One of Borders' most prominent works is an 8-panel mural titled Panorama of Connecticut Industry, which depicts the interplay of natural, human, and manufacturing history of Connecticut from the 1600s through modern times. Each panel in the mural represents a different Connecticut county, showcasing that county's particular industrial specialization and historic figures. Borders has said that the mural was inspired by his world travels in the mid-1970s, which helped him to see Connecticut's marketplace in a new way. He has described the work as "a documentary mural." Although each panel is 10 feet high and 5 feet wide, it is portable and has been displayed in various locations throughout Connecticut. It is designed to be configured in multiple ways -- as individual panels, as one flat contiguous 40-foot wide image, or in an octagon shape that people can walk all the way around.

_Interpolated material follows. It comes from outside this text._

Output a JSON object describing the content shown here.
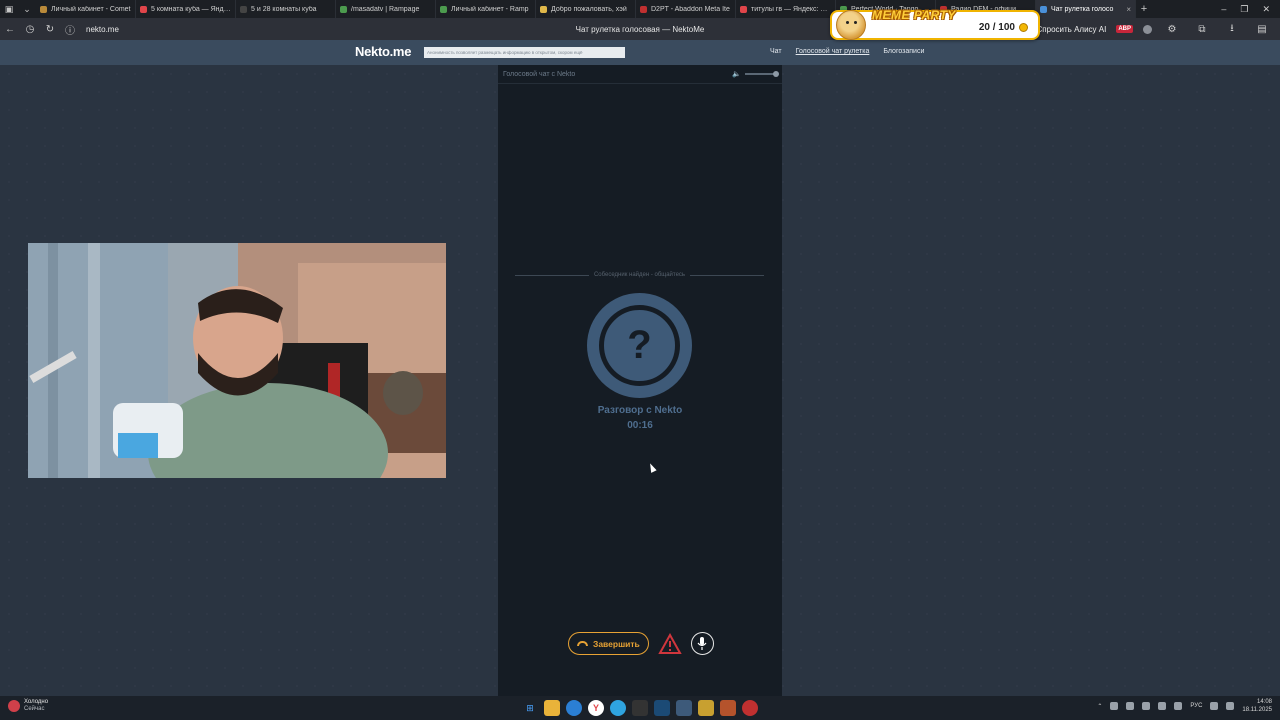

Borders' mural titled The Genesis of the Capital City was installed on a building on Trumbull Street in Hartford in 1973, but only lasted there for a few years; the mural was destroyed when the building was demolished in 1978. The 68 foot tall by 110 foot wide mural showed the gold dome of the state capital building being lifted into the sky by three blue-green hands, with well-known Hartford landmarks (the Colt Armory dome and the Travelers tower) and a natural landscape in the background. Approximately 10 years after The Genesis of the Capital City was destroyed, the Connecticut legislature passed an Act Concerning Art Preservation and Artists' Rights. For works of art valued at $2,500 or more, the law preserves the right of the artist to intervene to prevent the destruction or defacement of their artwork, even if the artist no longer owns it.

Another of Borders' Hartford murals, Children, was completed in the late 1990s with help from children attending a summer art camp in the city. As of 2025, that 15 foot tall by 85 foot wide mural is still visible on the eastern wall of a building located at the intersection of Main Street and Albany Avenue.